Cabo de São Vicente

Tag 6. Los mit Wanderführerin Ana Carla, von Vila do Bispo nach Cabo de São Vicente. Wunderbar.

Zuerst durch die ländliche Umgebung von Vila do Bispo, hügelig, zum grossen Teil nicht mehr bewirtschaftet. Feldlerchen, Ziegen, Schafe. Ein weisses Pferd inmitten einer braunen Kuhherde. Grosse, schwere, schöne Tiere, friedlich lagernd. Dann beginnt der Weg oberhalb der Küste, auf der Hochebene. Blicke in die Ferne oder auf beeindruckende Buchten. Felsen gelb, weisslich, schwarz, rot. Untergrund sandig, steinig; breit oder schmal der Pfad. Verkrüppelte Kiefern, auf dem Boden kriechender Wacholder, Lavendel, Thymian, Curryblumen, Zistrosen, Iris. Teils zusammengewürfelt, wie ein wunderbar gestalteter Garten. Möwenflug. Flug von Falken. Storchennest weit draussen, auf einer Felsspitze über dem Meer. An manchen Stellen befestigte Seile für die Fischer, die Muscheln sammeln, sich dafür die steilen Hänge runter- und raufhangeln. Lebensgefährlich! Eine Berufung, sagt Ana Carla. Ich frage sie, ob man guten Gewissens diese Muscheln im Restaurant bestellen kann. Ja, auf jeden Fall, ist die Antwort, die Männer tun das nicht des Geldes wegen, nicht allein, sondern aus Leidenschaft. Sie würden es so oder so tun.

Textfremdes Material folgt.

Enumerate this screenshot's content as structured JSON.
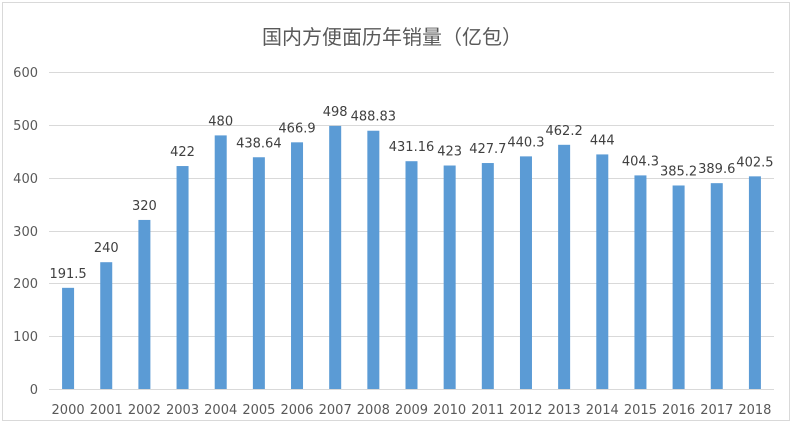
{
  "chart_data": {
    "type": "bar",
    "title": "国内方便面历年销量（亿包）",
    "xlabel": "",
    "ylabel": "",
    "categories": [
      "2000",
      "2001",
      "2002",
      "2003",
      "2004",
      "2005",
      "2006",
      "2007",
      "2008",
      "2009",
      "2010",
      "2011",
      "2012",
      "2013",
      "2014",
      "2015",
      "2016",
      "2017",
      "2018"
    ],
    "values": [
      191.5,
      240,
      320,
      422,
      480,
      438.64,
      466.9,
      498,
      488.83,
      431.16,
      423,
      427.7,
      440.3,
      462.2,
      444,
      404.3,
      385.2,
      389.6,
      402.5
    ],
    "ylim": [
      0,
      600
    ],
    "yticks": [
      0,
      100,
      200,
      300,
      400,
      500,
      600
    ],
    "grid": true,
    "legend": "none",
    "data_labels": true,
    "bar_color": "#5B9BD5"
  }
}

Mein Gesicht und meine Arme strahlen Hitze aus und womöglich Licht. Der ganze Tag ist voller Licht, Sonne, blauem Himmel, Wind. Die Augen benötigen die Sonnenbrille, ohne kann man nicht schauen.

Ankunft am Cabo de São Vicente – aufwachen! Ein Reisebus nach dem anderen spuckt Leute aus, Autos parken in Reihen, der Zugang zum Leuchtturm ist nicht mehr öffentlich. Die Besucher haben zehn Minuten Zeit, um ein Selfie zu machen oder ein billiges Souvenir zu kaufen, bevor es weitergeht. Auch Wollpullover werden angeboten, reichlich. Angeblich finden sie im Sommer reissenden Absatz. Denn die lieben Badetouristen kommen halb nackt hierher, um dann festzustellen, dass am Kap ein kalter Wind weht. Der Ort, früher sogar ein Pilgerziel (zu den Knochen des Hl. Vinzenz), hat jede Magie verloren. Ana Carla und ich nehmen den öffentlichen Bus zurück nach Vila do Bispo, gesättigt von der Schönheit unterwegs.

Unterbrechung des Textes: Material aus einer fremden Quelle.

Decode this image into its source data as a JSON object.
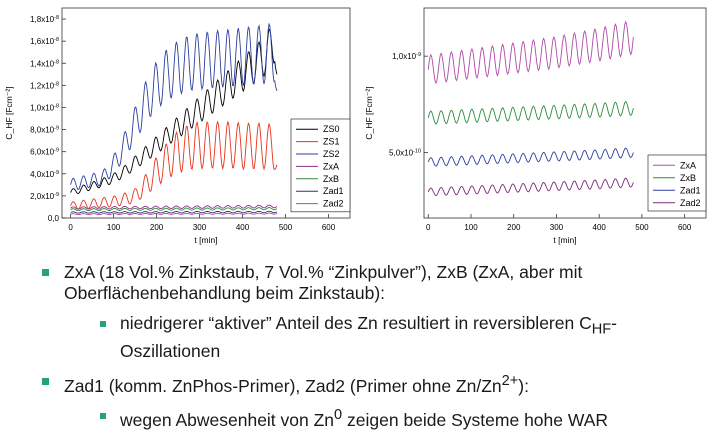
{
  "chart_data": [
    {
      "type": "line",
      "xlabel": "t [min]",
      "ylabel": "C_HF [Fcm⁻²]",
      "xlim": [
        -20,
        650
      ],
      "ylim": [
        0,
        1.9e-08
      ],
      "xticks": [
        0,
        100,
        200,
        300,
        400,
        500,
        600
      ],
      "yticks": [
        0,
        2e-09,
        4e-09,
        6e-09,
        8e-09,
        1e-08,
        1.2e-08,
        1.4e-08,
        1.6e-08,
        1.8e-08
      ],
      "ytick_labels": [
        "0,0",
        "2,0x10-9",
        "4,0x10-9",
        "6,0x10-9",
        "8,0x10-9",
        "1,0x10-8",
        "1,2x10-8",
        "1,4x10-8",
        "1,6x10-8",
        "1,8x10-8"
      ],
      "legend_position": "right",
      "series": [
        {
          "name": "ZS0",
          "color": "#000000",
          "x": [
            0,
            25,
            50,
            75,
            100,
            125,
            150,
            175,
            200,
            225,
            250,
            275,
            300,
            325,
            350,
            375,
            400,
            425,
            450,
            475,
            480
          ],
          "y": [
            2.3e-09,
            2.6e-09,
            2.9e-09,
            3.2e-09,
            3.6e-09,
            4.2e-09,
            5e-09,
            5.8e-09,
            6.6e-09,
            7.4e-09,
            8.2e-09,
            9e-09,
            9.8e-09,
            1.06e-08,
            1.14e-08,
            1.22e-08,
            1.3e-08,
            1.38e-08,
            1.46e-08,
            1.6e-08,
            1.3e-08
          ]
        },
        {
          "name": "ZS1",
          "color": "#e8341c",
          "x": [
            0,
            25,
            50,
            75,
            100,
            125,
            150,
            175,
            200,
            225,
            250,
            275,
            300,
            325,
            350,
            375,
            400,
            425,
            450,
            475,
            480
          ],
          "y": [
            1.1e-09,
            1.2e-09,
            1.3e-09,
            1.4e-09,
            1.5e-09,
            1.7e-09,
            2e-09,
            3e-09,
            4.2e-09,
            5.2e-09,
            6e-09,
            6.4e-09,
            6.6e-09,
            6.6e-09,
            6.6e-09,
            6.6e-09,
            6.5e-09,
            6.5e-09,
            6.5e-09,
            6.4e-09,
            4.8e-09
          ]
        },
        {
          "name": "ZS2",
          "color": "#2b3fa0",
          "x": [
            0,
            25,
            50,
            75,
            100,
            125,
            150,
            175,
            200,
            225,
            250,
            275,
            300,
            325,
            350,
            375,
            400,
            425,
            450,
            475,
            480
          ],
          "y": [
            3e-09,
            3.2e-09,
            3.4e-09,
            3.6e-09,
            4.8e-09,
            6.5e-09,
            8.5e-09,
            1.05e-08,
            1.2e-08,
            1.3e-08,
            1.36e-08,
            1.4e-08,
            1.42e-08,
            1.43e-08,
            1.44e-08,
            1.45e-08,
            1.46e-08,
            1.47e-08,
            1.48e-08,
            1.5e-08,
            1.15e-08
          ]
        },
        {
          "name": "ZxA",
          "color": "#8f2d8f",
          "x": [
            0,
            100,
            200,
            300,
            400,
            480
          ],
          "y": [
            9e-10,
            9.3e-10,
            9.6e-10,
            9.9e-10,
            1.02e-09,
            1.05e-09
          ]
        },
        {
          "name": "ZxB",
          "color": "#2e8b3a",
          "x": [
            0,
            100,
            200,
            300,
            400,
            480
          ],
          "y": [
            7.5e-10,
            7.7e-10,
            7.9e-10,
            8.1e-10,
            8.3e-10,
            8.5e-10
          ]
        },
        {
          "name": "Zad1",
          "color": "#3a2e7a",
          "x": [
            0,
            100,
            200,
            300,
            400,
            480
          ],
          "y": [
            5e-10,
            5.1e-10,
            5.2e-10,
            5.3e-10,
            5.4e-10,
            5.5e-10
          ]
        },
        {
          "name": "Zad2",
          "color": "#b04aa8",
          "x": [
            0,
            100,
            200,
            300,
            400,
            480
          ],
          "y": [
            3.5e-10,
            3.6e-10,
            3.7e-10,
            3.8e-10,
            3.9e-10,
            4e-10
          ]
        }
      ]
    },
    {
      "type": "line",
      "xlabel": "t [min]",
      "ylabel": "C_HF [Fcm⁻²]",
      "xlim": [
        -10,
        650
      ],
      "ylim": [
        1.6e-10,
        1.25e-09
      ],
      "xticks": [
        0,
        100,
        200,
        300,
        400,
        500,
        600
      ],
      "yticks": [
        5e-10,
        1e-09
      ],
      "ytick_labels": [
        "5,0x10-10",
        "1,0x10-9"
      ],
      "legend_position": "right",
      "series": [
        {
          "name": "ZxA",
          "color": "#b04aa8",
          "x": [
            0,
            100,
            200,
            300,
            400,
            480
          ],
          "y": [
            9.3e-10,
            9.6e-10,
            9.9e-10,
            1.02e-09,
            1.06e-09,
            1.1e-09
          ]
        },
        {
          "name": "ZxB",
          "color": "#2e8b3a",
          "x": [
            0,
            100,
            200,
            300,
            400,
            480
          ],
          "y": [
            6.8e-10,
            6.9e-10,
            7e-10,
            7.1e-10,
            7.2e-10,
            7.3e-10
          ]
        },
        {
          "name": "Zad1",
          "color": "#2b3fa0",
          "x": [
            0,
            100,
            200,
            300,
            400,
            480
          ],
          "y": [
            4.5e-10,
            4.6e-10,
            4.7e-10,
            4.8e-10,
            4.9e-10,
            5e-10
          ]
        },
        {
          "name": "Zad2",
          "color": "#7a2a7a",
          "x": [
            0,
            100,
            200,
            300,
            400,
            480
          ],
          "y": [
            2.95e-10,
            3.05e-10,
            3.15e-10,
            3.25e-10,
            3.35e-10,
            3.45e-10
          ]
        }
      ]
    }
  ],
  "bullets": {
    "b1": "ZxA (18 Vol.% Zinkstaub, 7 Vol.% “Zinkpulver”), ZxB (ZxA, aber mit Oberflächenbehandlung beim Zinkstaub):",
    "b1a_pre": "niedrigerer “aktiver” Anteil des Zn resultiert in reversibleren C",
    "b1a_sub": "HF",
    "b1a_post": "-Oszillationen",
    "b2_pre": "Zad1 (komm. ZnPhos-Primer), Zad2 (Primer ohne Zn/Zn",
    "b2_sup": "2+",
    "b2_post": "):",
    "b2a_pre": "wegen Abwesenheit von Zn",
    "b2a_sup": "0",
    "b2a_post": " zeigen beide Systeme hohe WAR"
  },
  "colors": {
    "bullet": "#27a36f"
  }
}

Ob ich morgen hier im Fonte Velha B&B frühstücke? Glaube nicht. Heute früh waren alle zehn Tische belegt, mit Deutschen hauptsächlich. Alle in Wandersachen und verbissen, und alle kannten nur ein Thema: Welchen Weg war man schon gegangen, und welcher folgt. Sogar die Hausdame, eine Deutsche, empfahl zum Einkaufen Lidl und Aldi, obwohl es eine sehr gut sortierte Markthalle gibt, habe sie mir angeschaut. Befremdlich. Wunderlich. Vermutlich weiche ich aus, auf das kleine laute Café am Platz. Bitte nicht schon morgens nur deutsch um mich herum.

Die lila Blüten der artischockenähnlichen Pflanzen, welche weite Flächen überziehen, werden bei der Käseherstellung verwendet, dann darf der Käse einen bestimmten Namen tragen.

Ana Carla wurde gebeten, einen Vortrag über den Tourismus zu halten. Ein Punkt wird sein: Man muss wissen, wann genug ist! Sie beäugt die Zunahme kritisch. Also, dachte ich mir, mit meinen Empfindungen ist alles in Ordnung.